The meeting was held in a large conference room on lower level 49 of OIPEP headquarters. Lower level 49 looked just like lower level 24 with the windowless, institutional green walls and gray floor. A round wooden table dominated the room, surrounded by twelve soft leather chairs.

Me, Abby, Op Nine, and nine other Company personnel, five women and four men, sat around a few minutes waiting for Merryweather to come in. Like all OIPEP agents, they had names like Jake and Jessica, Wes and Kelly.

The men wore business suits with perfectly knotted neckties over starched white shirts. The women were in suits too, mostly navy blue, but a couple wore pinstripes, and all of them were blond like Abigail and Ashley, who wasn’t there, and I wondered where she was, if she had been killed during the intrusion event. I remembered grabbing her beneath the tarp as the demons soared over us, the smell of her hair under my nose, and how the tears afterward seemed to make her blue eyes even brighter and more beautiful in a weird, sad way.

The door swung open and François Merryweather strode into the room, hair flying everywhere (if I were him, I’d cut it short or pull it back into a ponytail), carrying a stack of files under his right arm.

He slapped the files onto the glossy tabletop and said, “Well, folks, we’ve crossed the threshold, haven’t we?
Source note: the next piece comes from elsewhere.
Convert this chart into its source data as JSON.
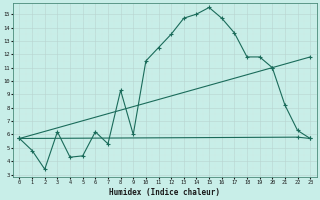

Not since the signing of the Charter has there been an intrusion event of this magnitude, and so the day we have been waiting for, the day that demanded our existence in the first place, has finally arrived.”

He stopped like he expected someone to say something, but nobody did.

“Whatever we decide today,” he went on, “must be executed with the utmost haste—the United States has gone DEFCON-2, the European Union has activated its reserve, and I’ve just received a communiqué from our ops in China that half the Red Army has been mobilized to its border with Tibet. The world is itching to pull the trigger, which has the potential to be as catastrophic as the intrusion event itself.”

He glanced at the ceiling and said, “Lights to half, please, and let’s have SATCOM I-41.”

The lighting dimmed and a three-dimensional image sprung up in the middle of the conference table. Dark clouds, their bellies full of flickering lightning, swirled over a mountain range, the jagged peaks snow covered and tinted red. The tallest peak was surrounded by a familiar orange glow flecked with bright white light.